Was uns an Designklassikern so fasziniert, ist also die Tatsache, dass sie die ersten und die mutigsten Vertreter einer Stilepoche sind, gleichzeitig diejenigen, mit dem am längsten währenden Zuspruch. Greta Grossman erklärt ihren Stil selbst, als "nicht aufgezwungen, sondern eine Antwort auf vorhandene Lebensbedingungen, ein Ausdruck unserer Gewohnheiten, unseres Geschmacks." Sie war also mutig genug, eine neue Formensprache zu kreieren, die bis heute alltagstauglich geblieben ist.

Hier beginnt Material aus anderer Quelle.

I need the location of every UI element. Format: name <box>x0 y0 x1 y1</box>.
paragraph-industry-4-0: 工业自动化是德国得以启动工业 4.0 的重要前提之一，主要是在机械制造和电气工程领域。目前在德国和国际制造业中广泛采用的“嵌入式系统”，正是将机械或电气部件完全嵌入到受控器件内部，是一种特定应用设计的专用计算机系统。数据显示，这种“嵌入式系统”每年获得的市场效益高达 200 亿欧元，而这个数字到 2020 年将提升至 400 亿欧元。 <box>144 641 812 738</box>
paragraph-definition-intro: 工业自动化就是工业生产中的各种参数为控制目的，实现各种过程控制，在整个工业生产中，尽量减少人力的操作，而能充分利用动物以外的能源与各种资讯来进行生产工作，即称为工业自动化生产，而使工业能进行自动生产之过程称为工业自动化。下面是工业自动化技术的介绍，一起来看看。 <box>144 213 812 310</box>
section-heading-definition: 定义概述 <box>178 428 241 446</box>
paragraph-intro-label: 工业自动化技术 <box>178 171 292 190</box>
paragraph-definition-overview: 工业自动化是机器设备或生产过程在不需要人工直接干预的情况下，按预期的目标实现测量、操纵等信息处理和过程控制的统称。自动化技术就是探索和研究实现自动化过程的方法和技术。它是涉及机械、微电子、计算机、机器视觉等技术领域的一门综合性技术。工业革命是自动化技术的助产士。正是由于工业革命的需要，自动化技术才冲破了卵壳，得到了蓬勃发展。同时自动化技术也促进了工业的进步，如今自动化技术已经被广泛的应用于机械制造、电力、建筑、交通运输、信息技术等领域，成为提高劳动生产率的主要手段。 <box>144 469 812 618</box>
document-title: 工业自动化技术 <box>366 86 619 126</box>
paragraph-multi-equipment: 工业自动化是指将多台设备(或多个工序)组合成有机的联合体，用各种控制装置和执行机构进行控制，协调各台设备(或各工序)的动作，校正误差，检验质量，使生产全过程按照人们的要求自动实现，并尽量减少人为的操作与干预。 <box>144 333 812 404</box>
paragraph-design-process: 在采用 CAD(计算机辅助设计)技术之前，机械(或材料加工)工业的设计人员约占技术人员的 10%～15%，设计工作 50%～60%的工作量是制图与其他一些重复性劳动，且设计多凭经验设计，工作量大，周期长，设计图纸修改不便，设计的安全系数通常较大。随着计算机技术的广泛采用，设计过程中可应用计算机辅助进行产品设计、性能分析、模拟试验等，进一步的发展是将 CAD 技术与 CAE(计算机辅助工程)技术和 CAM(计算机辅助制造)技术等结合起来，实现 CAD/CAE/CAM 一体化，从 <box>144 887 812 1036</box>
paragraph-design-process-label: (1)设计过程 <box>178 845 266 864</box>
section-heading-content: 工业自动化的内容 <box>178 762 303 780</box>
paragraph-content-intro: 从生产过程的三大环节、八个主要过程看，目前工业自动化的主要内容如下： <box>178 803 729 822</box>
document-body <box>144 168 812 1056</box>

Nur bahnbrechende, neue Ideen haben das Anrecht auf einen Status, der sich irgendwann Designklassiker nennen wird. Wir sind gespannt, was die späteren Klassiker des heutigen Leuchtendesigns sein werden; vielleicht die minimalistische Verarbeitung von LED-Licht, wie bei Ben Wirth oder Ingo Maurer? Vielleicht das organische Design eines Karim Rashid oder Constantin Wortman? Oder vielleicht reines Licht- statt Leuchtendesign, wie das von Flos Architectural? Schön dabei ist, all dies wäre ohne frühere Avantgardisten, wie Greta Grossman, definitiv nicht möglich.